La multiplication des groupes d’extrême droite, dans l’espace public comme sur Internet, offre l’exemple d’une autre radicalisation, moins visible que le djihadisme. Au courant nationaliste, raciste et islamophobe, très présent dans certains médias et fédéré sous la bannière d’Éric Zemmour s’ajoute un second, plutôt catholique, royaliste et antisémite, davantage présent sur Internet et rallié à Alain Soral.

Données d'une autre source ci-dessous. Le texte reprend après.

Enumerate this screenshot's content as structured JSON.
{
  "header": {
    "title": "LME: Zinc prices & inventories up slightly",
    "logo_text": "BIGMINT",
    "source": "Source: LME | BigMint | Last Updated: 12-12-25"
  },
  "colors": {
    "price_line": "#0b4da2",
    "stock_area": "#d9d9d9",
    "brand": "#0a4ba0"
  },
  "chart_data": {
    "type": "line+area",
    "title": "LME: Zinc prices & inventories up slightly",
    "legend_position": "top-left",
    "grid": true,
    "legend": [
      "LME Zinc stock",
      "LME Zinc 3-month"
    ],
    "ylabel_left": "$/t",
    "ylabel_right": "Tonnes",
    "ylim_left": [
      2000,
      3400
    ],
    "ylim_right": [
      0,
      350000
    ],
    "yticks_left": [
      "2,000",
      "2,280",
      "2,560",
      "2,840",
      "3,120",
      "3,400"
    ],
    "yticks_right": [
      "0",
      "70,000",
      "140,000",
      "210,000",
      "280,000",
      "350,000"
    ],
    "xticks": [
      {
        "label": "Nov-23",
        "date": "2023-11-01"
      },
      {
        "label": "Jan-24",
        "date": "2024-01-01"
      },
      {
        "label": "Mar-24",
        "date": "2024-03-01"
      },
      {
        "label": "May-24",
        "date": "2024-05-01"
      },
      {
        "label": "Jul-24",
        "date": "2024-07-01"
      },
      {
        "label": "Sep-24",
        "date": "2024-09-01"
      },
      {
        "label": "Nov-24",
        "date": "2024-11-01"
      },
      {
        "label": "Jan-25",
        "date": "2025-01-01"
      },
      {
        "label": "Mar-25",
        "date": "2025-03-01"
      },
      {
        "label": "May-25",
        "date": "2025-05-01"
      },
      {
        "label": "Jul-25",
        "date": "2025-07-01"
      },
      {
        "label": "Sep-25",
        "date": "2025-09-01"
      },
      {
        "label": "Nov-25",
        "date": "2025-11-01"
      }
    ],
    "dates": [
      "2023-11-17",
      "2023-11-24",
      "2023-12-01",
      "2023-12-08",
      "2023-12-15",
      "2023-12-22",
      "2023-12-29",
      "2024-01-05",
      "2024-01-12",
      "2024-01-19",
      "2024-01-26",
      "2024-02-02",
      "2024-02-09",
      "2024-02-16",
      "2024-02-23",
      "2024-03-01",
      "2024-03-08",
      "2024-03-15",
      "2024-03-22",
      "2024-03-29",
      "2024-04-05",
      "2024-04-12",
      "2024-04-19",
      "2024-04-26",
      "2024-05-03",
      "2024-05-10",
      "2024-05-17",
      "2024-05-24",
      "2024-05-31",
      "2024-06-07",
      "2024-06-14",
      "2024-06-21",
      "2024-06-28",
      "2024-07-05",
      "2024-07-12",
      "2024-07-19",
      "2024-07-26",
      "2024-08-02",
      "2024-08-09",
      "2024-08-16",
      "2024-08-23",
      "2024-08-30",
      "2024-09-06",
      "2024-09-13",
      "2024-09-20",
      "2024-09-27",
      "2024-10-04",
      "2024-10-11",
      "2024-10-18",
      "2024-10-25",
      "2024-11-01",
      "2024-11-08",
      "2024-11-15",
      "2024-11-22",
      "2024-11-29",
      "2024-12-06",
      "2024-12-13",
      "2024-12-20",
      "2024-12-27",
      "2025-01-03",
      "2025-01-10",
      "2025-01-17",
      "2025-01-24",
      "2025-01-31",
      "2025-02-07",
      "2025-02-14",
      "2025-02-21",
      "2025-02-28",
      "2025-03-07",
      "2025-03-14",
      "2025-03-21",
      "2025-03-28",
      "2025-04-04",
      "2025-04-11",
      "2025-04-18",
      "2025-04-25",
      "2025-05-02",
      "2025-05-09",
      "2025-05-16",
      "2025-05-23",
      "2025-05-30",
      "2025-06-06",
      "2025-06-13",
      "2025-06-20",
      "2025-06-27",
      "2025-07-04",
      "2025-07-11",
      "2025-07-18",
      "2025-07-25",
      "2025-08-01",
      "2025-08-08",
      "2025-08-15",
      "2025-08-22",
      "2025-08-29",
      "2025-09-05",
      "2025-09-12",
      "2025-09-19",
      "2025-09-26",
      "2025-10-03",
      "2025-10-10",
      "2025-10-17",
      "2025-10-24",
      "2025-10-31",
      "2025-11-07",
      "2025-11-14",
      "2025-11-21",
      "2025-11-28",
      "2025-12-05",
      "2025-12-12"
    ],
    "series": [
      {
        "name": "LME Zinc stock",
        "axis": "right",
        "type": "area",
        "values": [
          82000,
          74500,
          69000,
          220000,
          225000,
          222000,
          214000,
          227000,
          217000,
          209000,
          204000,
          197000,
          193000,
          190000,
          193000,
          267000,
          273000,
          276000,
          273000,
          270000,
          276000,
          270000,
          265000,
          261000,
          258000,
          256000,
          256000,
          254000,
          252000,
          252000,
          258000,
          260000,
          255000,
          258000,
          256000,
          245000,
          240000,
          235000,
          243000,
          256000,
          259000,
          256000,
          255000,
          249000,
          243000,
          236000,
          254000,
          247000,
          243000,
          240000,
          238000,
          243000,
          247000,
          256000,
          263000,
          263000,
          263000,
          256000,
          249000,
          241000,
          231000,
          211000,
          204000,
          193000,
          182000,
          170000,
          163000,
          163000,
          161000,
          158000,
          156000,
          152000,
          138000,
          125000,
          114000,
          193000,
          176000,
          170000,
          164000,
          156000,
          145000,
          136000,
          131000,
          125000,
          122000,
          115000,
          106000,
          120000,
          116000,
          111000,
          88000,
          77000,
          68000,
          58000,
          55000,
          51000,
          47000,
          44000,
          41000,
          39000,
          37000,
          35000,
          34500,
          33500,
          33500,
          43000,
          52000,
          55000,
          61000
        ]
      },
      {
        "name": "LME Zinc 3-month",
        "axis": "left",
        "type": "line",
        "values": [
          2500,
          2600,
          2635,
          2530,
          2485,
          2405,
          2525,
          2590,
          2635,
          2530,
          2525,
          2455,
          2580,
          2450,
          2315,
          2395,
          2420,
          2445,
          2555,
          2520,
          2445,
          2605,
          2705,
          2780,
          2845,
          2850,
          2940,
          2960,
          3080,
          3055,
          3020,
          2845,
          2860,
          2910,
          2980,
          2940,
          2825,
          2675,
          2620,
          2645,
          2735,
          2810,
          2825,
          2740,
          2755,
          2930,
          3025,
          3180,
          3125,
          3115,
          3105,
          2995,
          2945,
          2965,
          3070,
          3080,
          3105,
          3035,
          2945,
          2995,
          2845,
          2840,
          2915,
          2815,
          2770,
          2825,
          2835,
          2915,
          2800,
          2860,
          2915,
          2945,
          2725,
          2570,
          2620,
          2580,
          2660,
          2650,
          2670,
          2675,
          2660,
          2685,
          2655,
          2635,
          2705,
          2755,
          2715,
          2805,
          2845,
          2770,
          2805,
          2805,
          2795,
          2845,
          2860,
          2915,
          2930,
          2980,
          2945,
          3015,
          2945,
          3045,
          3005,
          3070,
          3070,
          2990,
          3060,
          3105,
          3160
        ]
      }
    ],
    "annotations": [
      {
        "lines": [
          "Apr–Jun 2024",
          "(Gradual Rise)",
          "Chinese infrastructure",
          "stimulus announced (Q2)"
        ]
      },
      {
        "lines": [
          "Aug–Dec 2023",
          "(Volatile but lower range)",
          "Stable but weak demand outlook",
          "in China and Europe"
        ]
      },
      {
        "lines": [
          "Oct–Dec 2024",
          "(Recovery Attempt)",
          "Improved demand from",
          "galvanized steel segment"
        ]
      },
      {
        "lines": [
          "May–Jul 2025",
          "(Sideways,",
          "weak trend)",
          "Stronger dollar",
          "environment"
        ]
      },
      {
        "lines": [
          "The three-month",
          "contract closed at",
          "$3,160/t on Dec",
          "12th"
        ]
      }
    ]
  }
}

Des groupes d’extrême droite font à nouveau surface dans les espaces périurbains à travers des opérations commandos qui vandalisent des mosquées ou des foyers de travailleurs immigrés. Ils se révèlent, dans l’espace public, à travers des attaques de femmes voilées ou des insultes envers des personnes musulmanes ou identifiées comme telles et, sur Internet, par une parole « libérée » contre les étrangers, les migrants et les musulmans. Cette autre radicalisation, pour le moment moins visible que le djihadisme, n’en constitue pas moins une menace pour la société.

Deux courants

On peut distinguer deux tendances. Un premier courant est représenté par l’extrême droite identitaire, nationaliste, raciste et « islamophobe », très présente dans les médias. Elle se préoccupe de la présence de l’islam en France et des « désordres civils » attribués aux jeunes dits « de banlieue ». Elle est obnubilée par l’idée du « grand remplacement », relayée par les journaux Causeur ou Valeurs actuelles et des chroniqueurs sur les chaînes d’information en continu comme LCI, BFM-TV ou encore CNews. Sa figure de proue est Éric Zemmour, qui s’est présenté aux dernières élections présidentielles avec un succès relatif. Ce courant recoupe les discours du Rassemblement national dans des alliances de circonstance avec des sites comme Fdesouche ou Riposte laïque. On y trouve des mouvements plus radicaux comme Génération identitaire.

Le second courant se situe sur un axe patriotique et assimilationniste avec une dimension catholique, royaliste, légitimiste et surtout antisémite. Nettement moins visible dans les médias, il est très présent sur Internet. Le site Égalité et Réconciliation d’Alain Soral est sans aucun doute le porte-étendard de ce milieu. Ce courant « rouge-brun », patriotique et socialiste, dont le slogan est « droite des valeurs et gauche du travail », accuse une supposée « élite juive » d’être responsable de tous les maux de la France. Il semble acquérir une influence croissante chez les étudiants, les jeunes des classes moyennes en voie de déclassement ou des jeunes diplômés des « quartiers » qui peinent à s’insérer socialement. Il permet à certains jeunes confrontés à la précarité et aux discriminations de retrouver une sorte de dignité dans des rapports sociaux.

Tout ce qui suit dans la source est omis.